Data publications are still comparably rare, particularly in the spectroscopy field. Therefore, a few ideas how to publish your data and analysis recipes along with your manuscript. Please note that these are only first ideas.

  • Get your data and analysis recipes organised

    If there is a series of distinct analyses, it might be a good idea to work with subdirectories. Figures may go to a separate output directory for convenience. In all cases, make sure the recipes work if you copy the entire root directory containing data and recipes.
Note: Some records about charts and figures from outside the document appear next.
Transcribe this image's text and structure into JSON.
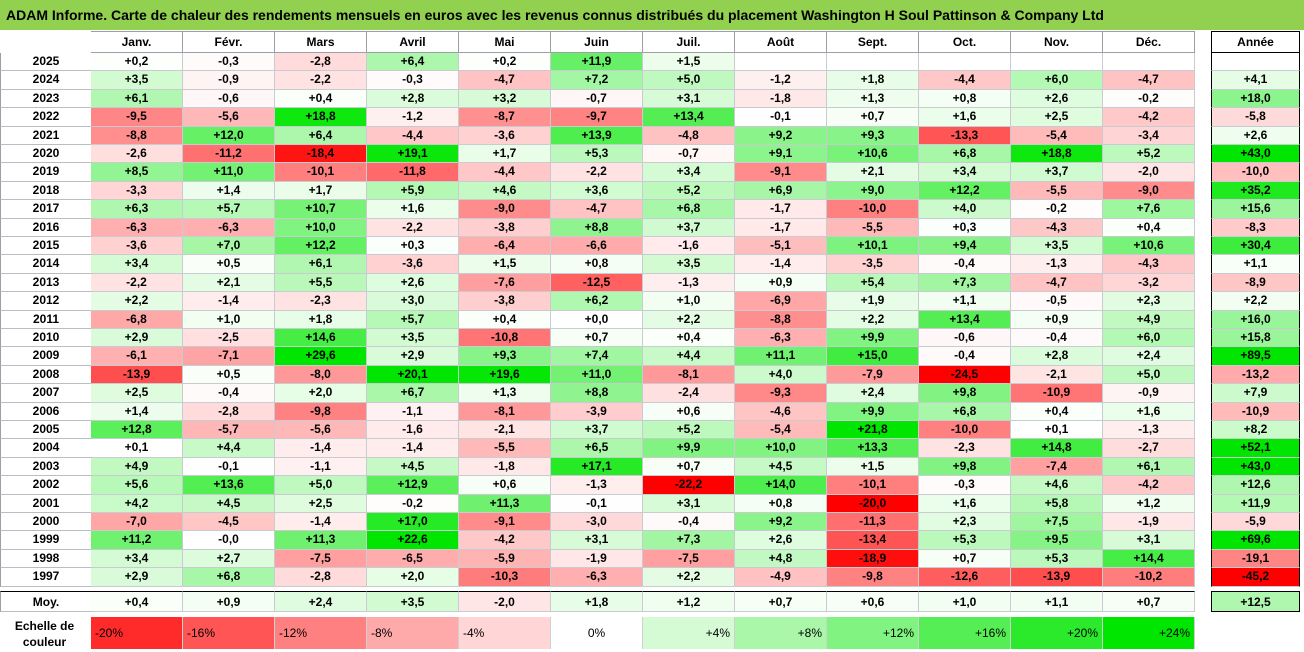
{
  "title": "ADAM Informe. Carte de chaleur des rendements mensuels en euros avec les revenus connus distribués du placement Washington H Soul Pattinson & Company Ltd",
  "colors": {
    "title_bg": "#92d050",
    "negative_max": "#ff0000",
    "positive_max": "#00e000",
    "neutral": "#ffffff"
  },
  "chart_data": {
    "type": "heatmap",
    "months": [
      "Janv.",
      "Févr.",
      "Mars",
      "Avril",
      "Mai",
      "Juin",
      "Juil.",
      "Août",
      "Sept.",
      "Oct.",
      "Nov.",
      "Déc."
    ],
    "annual_header": "Année",
    "average_label": "Moy.",
    "rows": [
      {
        "year": "2025",
        "values": [
          "+0,2",
          "-0,3",
          "-2,8",
          "+6,4",
          "+0,2",
          "+11,9",
          "+1,5",
          "",
          "",
          "",
          "",
          ""
        ],
        "annual": ""
      },
      {
        "year": "2024",
        "values": [
          "+3,5",
          "-0,9",
          "-2,2",
          "-0,3",
          "-4,7",
          "+7,2",
          "+5,0",
          "-1,2",
          "+1,8",
          "-4,4",
          "+6,0",
          "-4,7"
        ],
        "annual": "+4,1"
      },
      {
        "year": "2023",
        "values": [
          "+6,1",
          "-0,6",
          "+0,4",
          "+2,8",
          "+3,2",
          "-0,7",
          "+3,1",
          "-1,8",
          "+1,3",
          "+0,8",
          "+2,6",
          "-0,2"
        ],
        "annual": "+18,0"
      },
      {
        "year": "2022",
        "values": [
          "-9,5",
          "-5,6",
          "+18,8",
          "-1,2",
          "-8,7",
          "-9,7",
          "+13,4",
          "-0,1",
          "+0,7",
          "+1,6",
          "+2,5",
          "-4,2"
        ],
        "annual": "-5,8"
      },
      {
        "year": "2021",
        "values": [
          "-8,8",
          "+12,0",
          "+6,4",
          "-4,4",
          "-3,6",
          "+13,9",
          "-4,8",
          "+9,2",
          "+9,3",
          "-13,3",
          "-5,4",
          "-3,4"
        ],
        "annual": "+2,6"
      },
      {
        "year": "2020",
        "values": [
          "-2,6",
          "-11,2",
          "-18,4",
          "+19,1",
          "+1,7",
          "+5,3",
          "-0,7",
          "+9,1",
          "+10,6",
          "+6,8",
          "+18,8",
          "+5,2"
        ],
        "annual": "+43,0"
      },
      {
        "year": "2019",
        "values": [
          "+8,5",
          "+11,0",
          "-10,1",
          "-11,8",
          "-4,4",
          "-2,2",
          "+3,4",
          "-9,1",
          "+2,1",
          "+3,4",
          "+3,7",
          "-2,0"
        ],
        "annual": "-10,0"
      },
      {
        "year": "2018",
        "values": [
          "-3,3",
          "+1,4",
          "+1,7",
          "+5,9",
          "+4,6",
          "+3,6",
          "+5,2",
          "+6,9",
          "+9,0",
          "+12,2",
          "-5,5",
          "-9,0"
        ],
        "annual": "+35,2"
      },
      {
        "year": "2017",
        "values": [
          "+6,3",
          "+5,7",
          "+10,7",
          "+1,6",
          "-9,0",
          "-4,7",
          "+6,8",
          "-1,7",
          "-10,0",
          "+4,0",
          "-0,2",
          "+7,6"
        ],
        "annual": "+15,6"
      },
      {
        "year": "2016",
        "values": [
          "-6,3",
          "-6,3",
          "+10,0",
          "-2,2",
          "-3,8",
          "+8,8",
          "+3,7",
          "-1,7",
          "-5,5",
          "+0,3",
          "-4,3",
          "+0,4"
        ],
        "annual": "-8,3"
      },
      {
        "year": "2015",
        "values": [
          "-3,6",
          "+7,0",
          "+12,2",
          "+0,3",
          "-6,4",
          "-6,6",
          "-1,6",
          "-5,1",
          "+10,1",
          "+9,4",
          "+3,5",
          "+10,6"
        ],
        "annual": "+30,4"
      },
      {
        "year": "2014",
        "values": [
          "+3,4",
          "+0,5",
          "+6,1",
          "-3,6",
          "+1,5",
          "+0,8",
          "+3,5",
          "-1,4",
          "-3,5",
          "-0,4",
          "-1,3",
          "-4,3"
        ],
        "annual": "+1,1"
      },
      {
        "year": "2013",
        "values": [
          "-2,2",
          "+2,1",
          "+5,5",
          "+2,6",
          "-7,6",
          "-12,5",
          "-1,3",
          "+0,9",
          "+5,4",
          "+7,3",
          "-4,7",
          "-3,2"
        ],
        "annual": "-8,9"
      },
      {
        "year": "2012",
        "values": [
          "+2,2",
          "-1,4",
          "-2,3",
          "+3,0",
          "-3,8",
          "+6,2",
          "+1,0",
          "-6,9",
          "+1,9",
          "+1,1",
          "-0,5",
          "+2,3"
        ],
        "annual": "+2,2"
      },
      {
        "year": "2011",
        "values": [
          "-6,8",
          "+1,0",
          "+1,8",
          "+5,7",
          "+0,4",
          "+0,0",
          "+2,2",
          "-8,8",
          "+2,2",
          "+13,4",
          "+0,9",
          "+4,9"
        ],
        "annual": "+16,0"
      },
      {
        "year": "2010",
        "values": [
          "+2,9",
          "-2,5",
          "+14,6",
          "+3,5",
          "-10,8",
          "+0,7",
          "+0,4",
          "-6,3",
          "+9,9",
          "-0,6",
          "-0,4",
          "+6,0"
        ],
        "annual": "+15,8"
      },
      {
        "year": "2009",
        "values": [
          "-6,1",
          "-7,1",
          "+29,6",
          "+2,9",
          "+9,3",
          "+7,4",
          "+4,4",
          "+11,1",
          "+15,0",
          "-0,4",
          "+2,8",
          "+2,4"
        ],
        "annual": "+89,5"
      },
      {
        "year": "2008",
        "values": [
          "-13,9",
          "+0,5",
          "-8,0",
          "+20,1",
          "+19,6",
          "+11,0",
          "-8,1",
          "+4,0",
          "-7,9",
          "-24,5",
          "-2,1",
          "+5,0"
        ],
        "annual": "-13,2"
      },
      {
        "year": "2007",
        "values": [
          "+2,5",
          "-0,4",
          "+2,0",
          "+6,7",
          "+1,3",
          "+8,8",
          "-2,4",
          "-9,3",
          "+2,4",
          "+9,8",
          "-10,9",
          "-0,9"
        ],
        "annual": "+7,9"
      },
      {
        "year": "2006",
        "values": [
          "+1,4",
          "-2,8",
          "-9,8",
          "-1,1",
          "-8,1",
          "-3,9",
          "+0,6",
          "-4,6",
          "+9,9",
          "+6,8",
          "+0,4",
          "+1,6"
        ],
        "annual": "-10,9"
      },
      {
        "year": "2005",
        "values": [
          "+12,8",
          "-5,7",
          "-5,6",
          "-1,6",
          "-2,1",
          "+3,7",
          "+5,2",
          "-5,4",
          "+21,8",
          "-10,0",
          "+0,1",
          "-1,3"
        ],
        "annual": "+8,2"
      },
      {
        "year": "2004",
        "values": [
          "+0,1",
          "+4,4",
          "-1,4",
          "-1,4",
          "-5,5",
          "+6,5",
          "+9,9",
          "+10,0",
          "+13,3",
          "-2,3",
          "+14,8",
          "-2,7"
        ],
        "annual": "+52,1"
      },
      {
        "year": "2003",
        "values": [
          "+4,9",
          "-0,1",
          "-1,1",
          "+4,5",
          "-1,8",
          "+17,1",
          "+0,7",
          "+4,5",
          "+1,5",
          "+9,8",
          "-7,4",
          "+6,1"
        ],
        "annual": "+43,0"
      },
      {
        "year": "2002",
        "values": [
          "+5,6",
          "+13,6",
          "+5,0",
          "+12,9",
          "+0,6",
          "-1,3",
          "-22,2",
          "+14,0",
          "-10,1",
          "-0,3",
          "+4,6",
          "-4,2"
        ],
        "annual": "+12,6"
      },
      {
        "year": "2001",
        "values": [
          "+4,2",
          "+4,5",
          "+2,5",
          "-0,2",
          "+11,3",
          "-0,1",
          "+3,1",
          "+0,8",
          "-20,0",
          "+1,6",
          "+5,8",
          "+1,2"
        ],
        "annual": "+11,9"
      },
      {
        "year": "2000",
        "values": [
          "-7,0",
          "-4,5",
          "-1,4",
          "+17,0",
          "-9,1",
          "-3,0",
          "-0,4",
          "+9,2",
          "-11,3",
          "+2,3",
          "+7,5",
          "-1,9"
        ],
        "annual": "-5,9"
      },
      {
        "year": "1999",
        "values": [
          "+11,2",
          "-0,0",
          "+11,3",
          "+22,6",
          "-4,2",
          "+3,1",
          "+7,3",
          "+2,6",
          "-13,4",
          "+5,3",
          "+9,5",
          "+3,1"
        ],
        "annual": "+69,6"
      },
      {
        "year": "1998",
        "values": [
          "+3,4",
          "+2,7",
          "-7,5",
          "-6,5",
          "-5,9",
          "-1,9",
          "-7,5",
          "+4,8",
          "-18,9",
          "+0,7",
          "+5,3",
          "+14,4"
        ],
        "annual": "-19,1"
      },
      {
        "year": "1997",
        "values": [
          "+2,9",
          "+6,8",
          "-2,8",
          "+2,0",
          "-10,3",
          "-6,3",
          "+2,2",
          "-4,9",
          "-9,8",
          "-12,6",
          "-13,9",
          "-10,2"
        ],
        "annual": "-45,2"
      }
    ],
    "averages": [
      "+0,4",
      "+0,9",
      "+2,4",
      "+3,5",
      "-2,0",
      "+1,8",
      "+1,2",
      "+0,7",
      "+0,6",
      "+1,0",
      "+1,1",
      "+0,7"
    ],
    "average_annual": "+12,5",
    "scale": {
      "label_line1": "Echelle de",
      "label_line2": "couleur",
      "steps": [
        "-20%",
        "-16%",
        "-12%",
        "-8%",
        "-4%",
        "0%",
        "+4%",
        "+8%",
        "+12%",
        "+16%",
        "+20%",
        "+24%"
      ]
    }
  }
}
  • Prepare your data for publication

    As a bare minimum, decide upon and add information on a (permissive) license, such as a Creative Commons license. The actual license usually goes into a file called LICENSE. Add a README file (preferably in Markdown format) describing the data and referring to the (text) publication. Add a Citation.cff file.

  • Publish the entire data package online and get a DOI

    It does not matter whether you use a combination of GitHub and Zenodo, just Zenodo, FigShare or any other repository out there. Important is to get your data out (regardless of an embargo or else) and a DOI attached to the publication.

  • Refer to the data publication in your manuscript (using the DOI)

    As you got a DOI for your data publication in the last step, make sure to refer to the data in your manuscript using this DOI. For Zenodo users: you may want to use the DOI covering all versions, not necessarily the DOI pointing only to your first upload. This makes it easier to afterwards add data and explanations.

As you can see from the first two entries of the list at the top of the page, the authors of the ASpecD framework and derived packages currently use a combination of GitHub and Zenodo for their data publications.